Over the decades, I deployed numerous career strategies. Ways to avoid spending ten half days per week cranking out 15-minute perfunctory visits. Visits followed by data entry, inbox management, prior authorizations, and follow-up phone calls. Visits that minimized the interpersonal juice that made caring real. Visits that felt transactional at best. Visits during which “you either screw the patient, or you screw yourself.” I didn’t want to screw the patients but could only screw myself to the tune of five or so half days per week. As time passed, so did the effectiveness of my strategies.
The strategies have been many. A clinical example: trading my ambulatory practice for post-acute care. A setting in which I could sit with patients and their families, moving to the next patient at my own speed. A setting where the waiting room would not overflow if I took “too long” caring for someone. That took care of a few days per week. It felt consistent with the spirit of relieving suffering to care for aging and dying patients. My perspective could handle it.
I was also paid to teach students. In addition to feeling “on purpose” and loving the students, this was paid time out of the clinic. I loved this part of my job, until I didn’t. Ultimately, I couldn’t square the contradiction. I was teaching the students to take time to get to know the patient as a person, write a thorough pertinent history, and perform an in-depth physical exam.
Meanwhile, I knew that in actual practice, things would be very different. They would instead, likely wind up checking boxes in the electronic record, copying, pasting, and forwarding as necessary. It felt like a bait and switch – so I stopped.
Over the years, trainees poured their hearts out. I began developing wellness electives and curriculum. I ultimately became a founding co-chair of faculty wellness at one institution and the director of wellness at another. This “’final” evasive strategy, working on physician wellness and resilience. Over the years, I have increased the number of disclaimers in my talks: “I know that the system must change, and until it does, here are tips for your own individual resilience.” I have tried to impress upon administrators the need to improve staffing, workflow, and documentation requirements. I understand the constraints. There are statewide and nationwide policies. There are requirements set by payors. I am certain that the impact of policy decisions is often not understood by those creating them. I feel that the fundamental structural flaws must be addressed: a daunting task.

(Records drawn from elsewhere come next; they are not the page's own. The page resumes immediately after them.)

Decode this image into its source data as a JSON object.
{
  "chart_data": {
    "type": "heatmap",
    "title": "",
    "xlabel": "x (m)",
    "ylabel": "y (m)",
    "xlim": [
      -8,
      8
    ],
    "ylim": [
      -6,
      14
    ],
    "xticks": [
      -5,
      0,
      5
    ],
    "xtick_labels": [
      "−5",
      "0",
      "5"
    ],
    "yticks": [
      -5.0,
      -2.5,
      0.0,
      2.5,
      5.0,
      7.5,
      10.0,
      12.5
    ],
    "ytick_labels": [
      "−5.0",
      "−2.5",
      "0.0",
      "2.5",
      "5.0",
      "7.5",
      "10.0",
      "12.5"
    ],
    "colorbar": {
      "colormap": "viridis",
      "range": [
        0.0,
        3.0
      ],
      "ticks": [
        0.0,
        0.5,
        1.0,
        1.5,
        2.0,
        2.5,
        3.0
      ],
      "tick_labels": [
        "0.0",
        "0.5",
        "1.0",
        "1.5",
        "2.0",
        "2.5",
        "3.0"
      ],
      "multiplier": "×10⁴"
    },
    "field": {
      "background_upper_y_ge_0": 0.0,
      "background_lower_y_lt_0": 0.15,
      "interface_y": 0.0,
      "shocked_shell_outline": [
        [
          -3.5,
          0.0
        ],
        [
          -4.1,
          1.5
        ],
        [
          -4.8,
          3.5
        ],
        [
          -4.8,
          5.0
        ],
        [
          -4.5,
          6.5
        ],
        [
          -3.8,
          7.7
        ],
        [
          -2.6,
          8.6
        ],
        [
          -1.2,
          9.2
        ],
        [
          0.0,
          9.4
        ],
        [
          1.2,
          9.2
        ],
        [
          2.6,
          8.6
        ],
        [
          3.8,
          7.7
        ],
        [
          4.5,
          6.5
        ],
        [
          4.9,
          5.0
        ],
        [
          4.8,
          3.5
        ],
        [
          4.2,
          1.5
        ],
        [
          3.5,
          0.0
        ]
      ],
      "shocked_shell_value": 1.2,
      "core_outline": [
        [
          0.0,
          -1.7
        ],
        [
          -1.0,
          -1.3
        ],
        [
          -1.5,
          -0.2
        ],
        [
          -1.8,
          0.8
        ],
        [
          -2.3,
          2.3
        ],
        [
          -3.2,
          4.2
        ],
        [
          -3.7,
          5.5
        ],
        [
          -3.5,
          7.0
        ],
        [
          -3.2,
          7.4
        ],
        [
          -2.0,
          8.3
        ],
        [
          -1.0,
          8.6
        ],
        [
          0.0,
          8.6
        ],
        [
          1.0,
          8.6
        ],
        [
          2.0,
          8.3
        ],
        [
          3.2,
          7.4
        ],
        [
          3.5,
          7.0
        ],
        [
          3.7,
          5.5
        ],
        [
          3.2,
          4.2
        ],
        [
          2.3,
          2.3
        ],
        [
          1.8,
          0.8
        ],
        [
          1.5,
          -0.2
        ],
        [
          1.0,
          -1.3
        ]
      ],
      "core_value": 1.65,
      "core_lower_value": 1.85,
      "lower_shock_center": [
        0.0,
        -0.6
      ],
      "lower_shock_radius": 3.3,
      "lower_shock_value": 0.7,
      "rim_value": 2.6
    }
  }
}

Now, I, who have attended and given so many talks on burnout, cringe at the sight of any journal article that has burnout, resilience, or thriving in the title. I am burned out on burnout, wellness and resilience. Why?
It may be that I have not been up to the task of making things better. (Reflecting a lack of sense of personal accomplishment?)
It may be that I no longer relish connecting to individual trainees or patients. (Depersonalization?)
Maybe I have just run out of compassion and steam. (Emotional exhaustion?)
Regardless of the root cause, my personal diagnosis is in the parentheses. The three spheres of burnout. And there is surely more to it.
My own “burnout burnout” is most likely due to a combination of environmental and personal factors. I have spent years cross tapering from physician to fully rounded human being. As a human, the structural problems are glaringly obvious. The solutions, less so.
However, until we re-examine our priorities as healers, health systems, and a society, there will not be a “cure” for clinician burnout, merely a growing cottage industry of programs treating its symptoms.
Claudia Finkelstein is an internal medicine physician.